Adonile – Por exemplo, a gente não tem que ir ao cinema esperando apenas que o filme nos emocione, que nos faça rir ou chorar, pois se assim for, o filme estaria nos iludindo, nos impedindo de ver que a realidade lá fora é bem pior. O filme tem também que nos fazer pensar nos nossos problemas e não apenas mostrar uma ficção que fala de coisas inacreditáveis, o filme tem que nos fazer com que coloquemos os pés no chão e com que paremos para pensar em respostas para nossas angústias.


Abelha – Ah...Acho que vocês me fizeram perceber que eu nunca havia pensado nisso e que...Ah...Meu Deus, meu ponto era ali (apontando para trás), eu tenho que descer (puxa a campainha), tchau pessoal legal conversar com vo-ceeeeês (desce e ônibus vai embora o deixando para trás).


Adonile e Ianni – Tchau! Falô!


Adonile – Que dia nós vamos nos reunir?


Ianni – Só depois da 2ª feira, porque temos que estudar para a prova da Heloísa.
(O ônibus encosta-se à plataforma do terminal, Ianni e Adonile descem).

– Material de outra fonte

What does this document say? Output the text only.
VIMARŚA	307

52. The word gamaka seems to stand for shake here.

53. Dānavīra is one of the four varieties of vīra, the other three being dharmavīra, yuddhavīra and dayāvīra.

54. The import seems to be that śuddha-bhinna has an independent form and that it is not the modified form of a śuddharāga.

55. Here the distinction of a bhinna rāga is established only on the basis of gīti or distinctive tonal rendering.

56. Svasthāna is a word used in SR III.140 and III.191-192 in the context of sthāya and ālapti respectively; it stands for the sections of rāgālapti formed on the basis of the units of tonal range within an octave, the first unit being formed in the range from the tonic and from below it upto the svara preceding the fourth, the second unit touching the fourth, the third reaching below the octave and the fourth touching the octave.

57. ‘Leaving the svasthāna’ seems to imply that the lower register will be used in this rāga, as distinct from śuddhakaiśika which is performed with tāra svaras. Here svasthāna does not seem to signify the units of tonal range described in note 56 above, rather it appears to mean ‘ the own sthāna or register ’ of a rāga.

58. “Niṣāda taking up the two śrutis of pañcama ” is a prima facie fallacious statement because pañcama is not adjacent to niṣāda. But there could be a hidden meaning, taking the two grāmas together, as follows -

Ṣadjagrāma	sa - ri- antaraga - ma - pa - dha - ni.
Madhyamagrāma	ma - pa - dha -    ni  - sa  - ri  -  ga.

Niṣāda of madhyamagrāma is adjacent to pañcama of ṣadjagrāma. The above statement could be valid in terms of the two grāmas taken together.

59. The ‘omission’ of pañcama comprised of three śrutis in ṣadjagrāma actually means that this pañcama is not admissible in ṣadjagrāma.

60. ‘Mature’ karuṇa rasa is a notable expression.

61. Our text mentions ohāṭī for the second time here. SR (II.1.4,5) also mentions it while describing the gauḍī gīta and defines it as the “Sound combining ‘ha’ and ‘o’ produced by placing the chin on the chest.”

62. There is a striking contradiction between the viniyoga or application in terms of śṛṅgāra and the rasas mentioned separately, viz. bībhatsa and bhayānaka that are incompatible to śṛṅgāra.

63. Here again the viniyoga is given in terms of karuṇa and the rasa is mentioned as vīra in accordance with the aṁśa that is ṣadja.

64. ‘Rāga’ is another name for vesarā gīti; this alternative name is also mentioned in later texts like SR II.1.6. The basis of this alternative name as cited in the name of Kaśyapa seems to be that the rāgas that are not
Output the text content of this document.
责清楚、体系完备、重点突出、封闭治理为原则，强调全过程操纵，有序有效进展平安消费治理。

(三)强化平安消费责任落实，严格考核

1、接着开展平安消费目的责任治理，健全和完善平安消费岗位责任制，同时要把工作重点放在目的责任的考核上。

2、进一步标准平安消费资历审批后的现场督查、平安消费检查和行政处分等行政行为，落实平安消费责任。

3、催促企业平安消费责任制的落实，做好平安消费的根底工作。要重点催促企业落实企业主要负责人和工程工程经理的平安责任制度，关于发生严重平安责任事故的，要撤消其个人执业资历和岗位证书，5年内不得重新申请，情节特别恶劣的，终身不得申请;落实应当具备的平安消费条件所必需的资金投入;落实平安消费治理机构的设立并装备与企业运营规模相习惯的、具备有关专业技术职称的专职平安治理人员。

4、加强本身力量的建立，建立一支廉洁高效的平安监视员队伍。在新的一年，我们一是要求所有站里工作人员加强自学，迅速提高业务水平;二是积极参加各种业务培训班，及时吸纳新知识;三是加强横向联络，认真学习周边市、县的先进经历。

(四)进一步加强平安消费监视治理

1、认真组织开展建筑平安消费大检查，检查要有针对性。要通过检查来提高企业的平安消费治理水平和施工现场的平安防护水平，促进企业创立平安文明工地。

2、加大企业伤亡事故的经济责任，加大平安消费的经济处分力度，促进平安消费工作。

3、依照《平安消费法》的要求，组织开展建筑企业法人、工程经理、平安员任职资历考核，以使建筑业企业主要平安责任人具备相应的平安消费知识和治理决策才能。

Adonile – terça-feira à tarde, pode ser?


Ianni – Pode. O meu ônibus. Depois a gente combina direitinho. Tchau, bom final de semana pra você!


Adonile – Tchau, pra você também.


[1] Havia os Filmes de Eisenstein, que eram filmes que tentavam vender idéias que legitimavam a opção da Rússia pelo socialismo e, portanto, não buscavam mudanças e sim justificar a situação. Benjamin, fala em revolução, tendência justa, pensando na arte como oposição a uma sociedade capitalista já estabelecida.